Aircoookie / WLED

Control WS2812B and many more types of digital RGB LEDs with an ESP8266 or ESP32 over WiFi!
https://kno.wled.ge
MIT License
14.62k stars 3.14k forks source link

ESP32 board rebooting on effect / preset changes #1431

Closed yetdog closed 1 year ago

yetdog commented 3 years ago

Describe the bug Replaced a working (but lousy wifi) ESP8266 with an ESP32. The ESP32 board reboots on setting effects / presets changes via HTTP interface and HomeAssistant. Sometimes changes work, but other times it will reboot the ESP32

To Reproduce Choosing preset from web interface or HomeAssistant. It will occasionally work. Something like Colortwinkles kills it every time.

Expected behavior Effect switching w/o ESP reboot

WLED version

Additional context Environment version is esp32 v3.2.3-14-gd3e562907

luigo commented 3 years ago

I am facing exactly the same issue. It happens with some of the effects, not all. I am running a Dig-Quad board with WLED 0.11.0.

yetdog commented 3 years ago

Some added context - I have a node-red flow setup to rotate effects/presets (some of which cause a crash when manually/rapidly changing) every 10 minutes, and it ran successfully all night. My current uptime sits at about 10 hours on the ESP32. It seems to crash the ESP32 when I change effects/presets too rapidly (on the order of seconds, not minutes).

Aircoookie commented 3 years ago

Thank you, I can confirm that there are apparently some serious stability issues on the ESP32 in 0.11.0. It will be hard to debug since it appears to be a very intermittent problem, but for me it didn't occur when manipulating effects or presets, but when attempting to load the UI after not accessing it for an hour or so.

Very urgent problem, need to find the cause ASAP :)

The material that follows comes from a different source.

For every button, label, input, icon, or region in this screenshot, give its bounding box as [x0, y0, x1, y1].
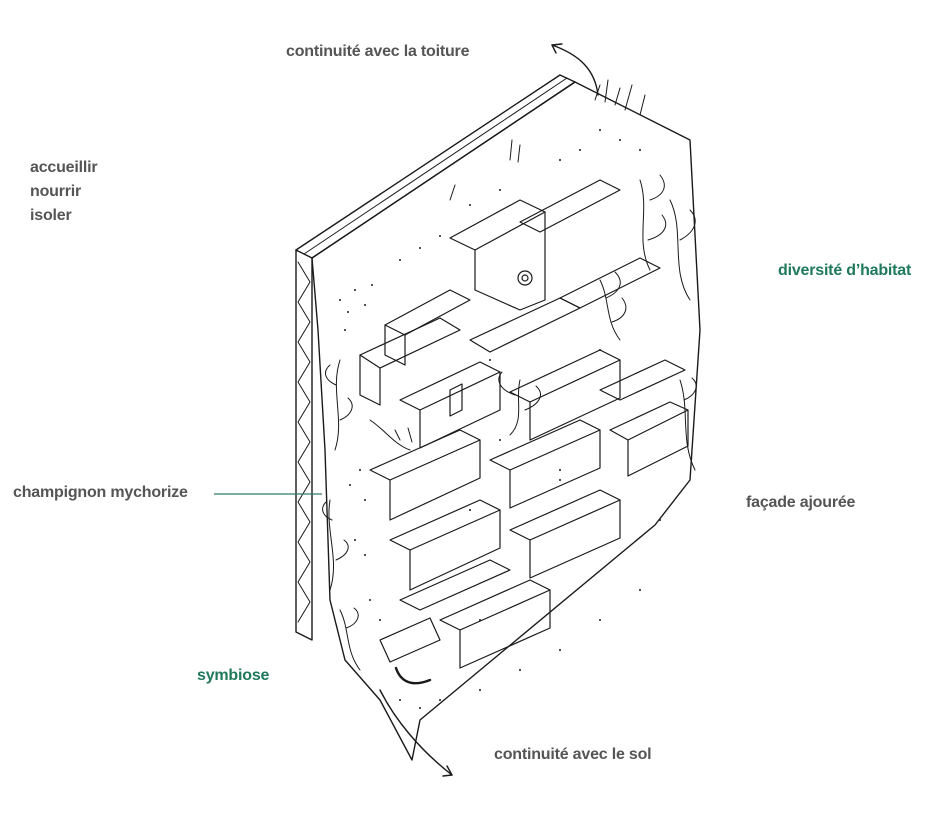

adammcclendon commented 3 years ago

I also have this problem. I have a program to send http requests sync'd to music so it is sending the request frequently, probably not any faster than every 5 to 10 seconds. It doesn't cause any issues at that speed and it works fine until it hits one of the problem presets. It freezes at that preset and has to be power cycled to get it back online. One of the times it crashed, everything on the ESP reset. I had to configure the wifi settings, led setup and presets.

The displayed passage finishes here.